La littérature, au moins jusqu’au bac, ne devrait pas faire de l’esthétique aux dépens de l’éthique et de la société.
Même les parents ne font pas exprès, et de façon programmée, raisonnée et volontaire, intellectualisée et fière, de montrer aux enfants ce qui peut détruire l’éducation qu’ils souhaitent leur donner.
Un texte raciste ne serait-il pas raciste quand il est beau ? Alors il en est de même pour tout texte destructeur.
Comment vérifier qu’il n’y pas eu de ravage dans les valeurs du jeune ?
Et cette coupure qu’on fait ici entre ce qui est de l’ordre prétendu de l’intellect, n’est-ce pas encore une aggravation de la coupure entre l’école et la vie ? entre les fruits de l’école et la vie ?

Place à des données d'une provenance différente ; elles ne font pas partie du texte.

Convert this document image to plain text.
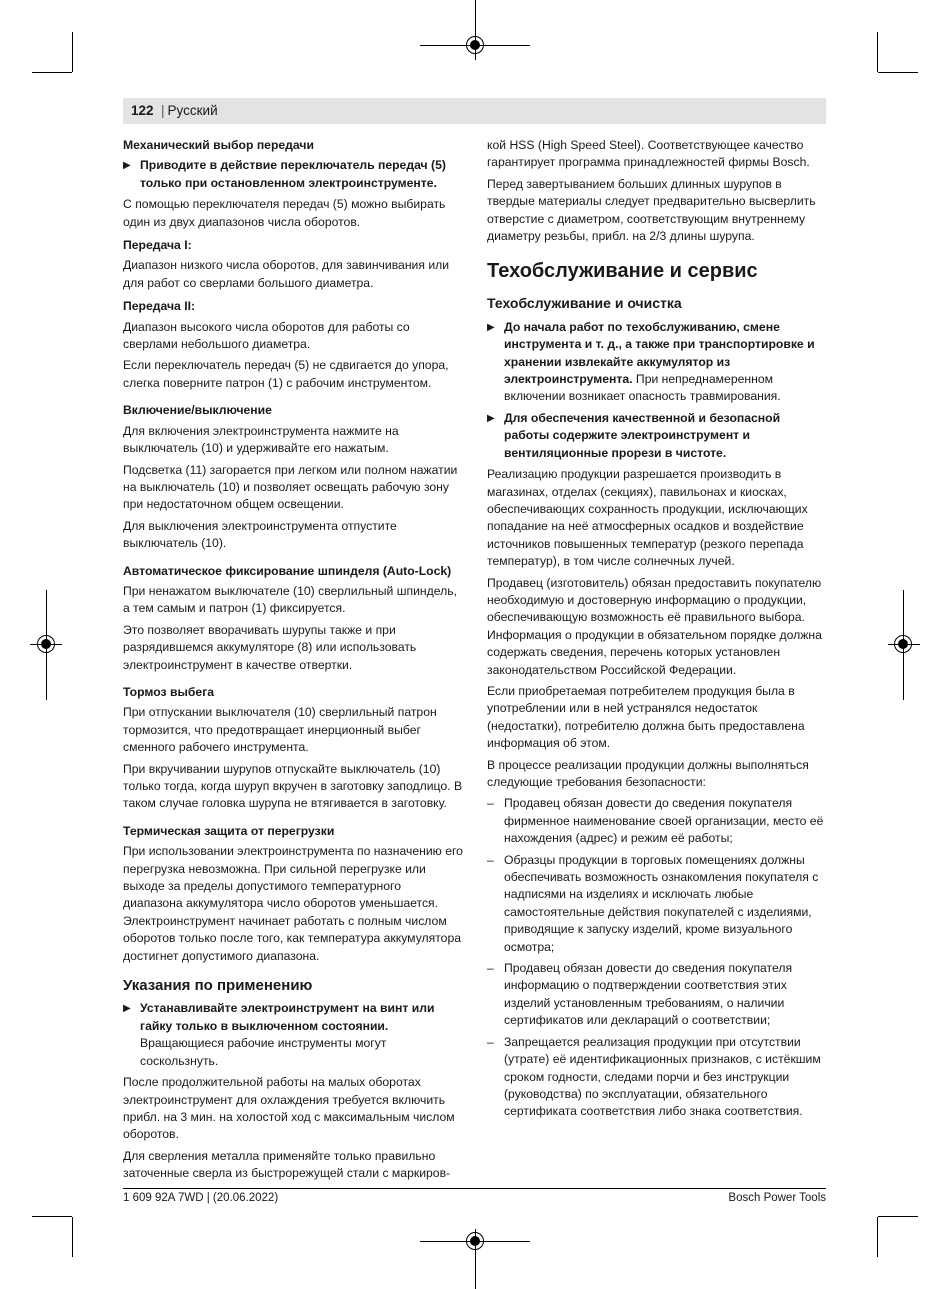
122
|	Русский
Механический выбор передачи
▶ Приводите в действие переключатель передач (5) только при остановленном электроинструменте.

С помощью переключателя передач (5) можно выбирать один из двух диапазонов числа оборотов.

Передача I:

Диапазон низкого числа оборотов, для завинчивания или для работ со сверлами большого диаметра.

Передача II:

Диапазон высокого числа оборотов для работы со сверлами небольшого диаметра.

Если переключатель передач (5) не сдвигается до упора, слегка поверните патрон (1) с рабочим инструментом.

Включение/выключение

Для включения электроинструмента нажмите на выключатель (10) и удерживайте его нажатым.

Подсветка (11) загорается при легком или полном нажатии на выключатель (10) и позволяет освещать рабочую зону при недостаточном общем освещении.

Для выключения электроинструмента отпустите выключатель (10).

Автоматическое фиксирование шпинделя (Auto-Lock)

При ненажатом выключателе (10) сверлильный шпиндель, а тем самым и патрон (1) фиксируется.

Это позволяет вворачивать шурупы также и при разрядившемся аккумуляторе (8) или использовать электроинструмент в качестве отвертки.

Тормоз выбега

При отпускании выключателя (10) сверлильный патрон тормозится, что предотвращает инерционный выбег сменного рабочего инструмента.

При вкручивании шурупов отпускайте выключатель (10) только тогда, когда шуруп вкручен в заготовку заподлицо. В таком случае головка шурупа не втягивается в заготовку.

Термическая защита от перегрузки

При использовании электроинструмента по назначению его перегрузка невозможна. При сильной перегрузке или выходе за пределы допустимого температурного диапазона аккумулятора число оборотов уменьшается. Электроинструмент начинает работать с полным числом оборотов только после того, как температура аккумулятора достигнет допустимого диапазона.

Указания по применению
▶ Устанавливайте электроинструмент на винт или гайку только в выключенном состоянии. Вращающиеся рабочие инструменты могут соскользнуть.

После продолжительной работы на малых оборотах электроинструмент для охлаждения требуется включить прибл. на 3 мин. на холостой ход с максимальным числом оборотов.

Для сверления металла применяйте только правильно заточенные сверла из быстрорежущей стали с маркиров-

кой HSS (High Speed Steel). Соответствующее качество гарантирует программа принадлежностей фирмы Bosch.

Перед завертыванием больших длинных шурупов в твердые материалы следует предварительно высверлить отверстие с диаметром, соответствующим внутреннему диаметру резьбы, прибл. на 2/3 длины шурупа.

Техобслуживание и сервис
Техобслуживание и очистка
▶ До начала работ по техобслуживанию, смене инструмента и т. д., а также при транспортировке и хранении извлекайте аккумулятор из электроинструмента. При непреднамеренном включении возникает опасность травмирования.
▶ Для обеспечения качественной и безопасной работы содержите электроинструмент и вентиляционные прорези в чистоте.

Реализацию продукции разрешается производить в магазинах, отделах (секциях), павильонах и киосках, обеспечивающих сохранность продукции, исключающих попадание на неё атмосферных осадков и воздействие источников повышенных температур (резкого перепада температур), в том числе солнечных лучей.

Продавец (изготовитель) обязан предоставить покупателю необходимую и достоверную информацию о продукции, обеспечивающую возможность её правильного выбора. Информация о продукции в обязательном порядке должна содержать сведения, перечень которых установлен законодательством Российской Федерации.

Если приобретаемая потребителем продукция была в употреблении или в ней устранялся недостаток (недостатки), потребителю должна быть предоставлена информация об этом.

В процессе реализации продукции должны выполняться следующие требования безопасности:

– Продавец обязан довести до сведения покупателя фирменное наименование своей организации, место её нахождения (адрес) и режим её работы;
– Образцы продукции в торговых помещениях должны обеспечивать возможность ознакомления покупателя с надписями на изделиях и исключать любые самостоятельные действия покупателей с изделиями, приводящие к запуску изделий, кроме визуального осмотра;
– Продавец обязан довести до сведения покупателя информацию о подтверждении соответствия этих изделий установленным требованиям, о наличии сертификатов или деклараций о соответствии;
– Запрещается реализация продукции при отсутствии (утрате) её идентификационных признаков, с истёкшим сроком годности, следами порчи и без инструкции (руководства) по эксплуатации, обязательного сертификата соответствия либо знака соответствия.
1 609 92A 7WD | (20.06.2022)	Bosch Power Tools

Si on souhaite, ce qui peut se comprendre, ne pas faire de « protectionnite », de censure, si on veut, à un certain âge, leur apprendre la totalité de la vie et le choix, et si on veut, comme c’est le devoir des éducateurs et des responsables de la société, leur faire voir ce qu’est une attitude à ne pas suivre d’un point de vue social, qu’on leur donne un antidote en même temps et déclaré comme tel, et aussi fort, et aussi attirant …
Vu le niveau des élèves, il ne faut pas penser qu’ils trouveront la morale par eux-mêmes au second degré.

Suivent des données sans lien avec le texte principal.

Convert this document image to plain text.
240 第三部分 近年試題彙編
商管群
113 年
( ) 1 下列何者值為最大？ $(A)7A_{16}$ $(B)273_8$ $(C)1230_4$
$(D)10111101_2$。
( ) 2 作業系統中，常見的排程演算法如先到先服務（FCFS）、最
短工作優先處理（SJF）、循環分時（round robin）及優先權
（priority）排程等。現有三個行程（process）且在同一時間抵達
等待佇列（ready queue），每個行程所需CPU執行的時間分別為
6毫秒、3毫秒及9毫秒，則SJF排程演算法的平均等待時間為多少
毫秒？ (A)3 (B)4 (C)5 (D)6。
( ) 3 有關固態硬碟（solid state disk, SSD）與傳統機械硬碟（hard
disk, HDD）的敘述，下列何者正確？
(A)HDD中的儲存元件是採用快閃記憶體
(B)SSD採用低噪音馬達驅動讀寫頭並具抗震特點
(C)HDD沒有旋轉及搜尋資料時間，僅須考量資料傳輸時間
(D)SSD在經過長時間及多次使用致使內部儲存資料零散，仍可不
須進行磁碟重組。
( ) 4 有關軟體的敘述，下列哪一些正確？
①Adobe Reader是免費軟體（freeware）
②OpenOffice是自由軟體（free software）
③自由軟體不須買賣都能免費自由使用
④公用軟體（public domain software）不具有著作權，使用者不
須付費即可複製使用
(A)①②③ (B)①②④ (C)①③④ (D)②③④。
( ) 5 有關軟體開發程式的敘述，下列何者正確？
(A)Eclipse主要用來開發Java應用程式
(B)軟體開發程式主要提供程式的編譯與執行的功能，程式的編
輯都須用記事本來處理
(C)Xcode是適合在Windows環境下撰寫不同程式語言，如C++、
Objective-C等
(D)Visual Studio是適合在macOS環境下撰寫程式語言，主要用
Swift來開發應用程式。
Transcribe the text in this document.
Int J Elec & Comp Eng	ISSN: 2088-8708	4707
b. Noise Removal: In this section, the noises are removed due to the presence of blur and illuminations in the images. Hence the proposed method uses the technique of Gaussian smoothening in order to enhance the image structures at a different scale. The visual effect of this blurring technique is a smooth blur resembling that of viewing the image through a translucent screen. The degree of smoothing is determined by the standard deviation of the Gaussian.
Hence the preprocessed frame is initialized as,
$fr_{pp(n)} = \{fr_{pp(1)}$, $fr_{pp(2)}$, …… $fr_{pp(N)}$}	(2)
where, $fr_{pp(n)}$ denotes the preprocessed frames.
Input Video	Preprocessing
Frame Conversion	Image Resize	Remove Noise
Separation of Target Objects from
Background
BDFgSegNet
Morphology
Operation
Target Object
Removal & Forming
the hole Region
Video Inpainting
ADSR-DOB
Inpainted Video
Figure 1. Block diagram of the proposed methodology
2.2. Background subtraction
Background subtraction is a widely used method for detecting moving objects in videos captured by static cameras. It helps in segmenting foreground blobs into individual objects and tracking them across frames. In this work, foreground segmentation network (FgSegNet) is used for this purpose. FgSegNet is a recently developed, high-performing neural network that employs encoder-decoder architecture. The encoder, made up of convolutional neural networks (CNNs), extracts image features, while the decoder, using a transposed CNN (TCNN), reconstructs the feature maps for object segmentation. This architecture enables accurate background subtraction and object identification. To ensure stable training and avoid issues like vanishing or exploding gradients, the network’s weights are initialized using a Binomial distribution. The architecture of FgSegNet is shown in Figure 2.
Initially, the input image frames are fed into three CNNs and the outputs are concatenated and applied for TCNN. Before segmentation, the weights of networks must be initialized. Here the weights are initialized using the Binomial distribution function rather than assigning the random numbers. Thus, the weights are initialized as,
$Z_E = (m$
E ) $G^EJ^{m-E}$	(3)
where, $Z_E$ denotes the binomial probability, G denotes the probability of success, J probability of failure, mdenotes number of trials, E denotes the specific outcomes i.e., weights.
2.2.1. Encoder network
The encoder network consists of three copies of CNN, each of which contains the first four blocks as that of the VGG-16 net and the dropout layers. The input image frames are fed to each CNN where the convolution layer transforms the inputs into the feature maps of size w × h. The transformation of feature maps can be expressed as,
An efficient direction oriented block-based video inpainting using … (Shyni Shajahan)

Actuellement, les futurs parents, les enfants d’aujourd’hui n’ont plus cette formation initiale.
Il faut la redonner et à travers toutes les matières, et même s’il faut aussi les aider à atteindre les lectures au second degré voire plus pour leur permettre de tout lire sans censure, il faut aussi leur donner le premier degré. … et permettre aux enseignants des élèves futurs parents et citoyens, de le faire facilement et sereinement, sans complexe, et en solidarité avec leur ministère et la société dans son ensemble.
C’est là que vous devez aider les enseignants…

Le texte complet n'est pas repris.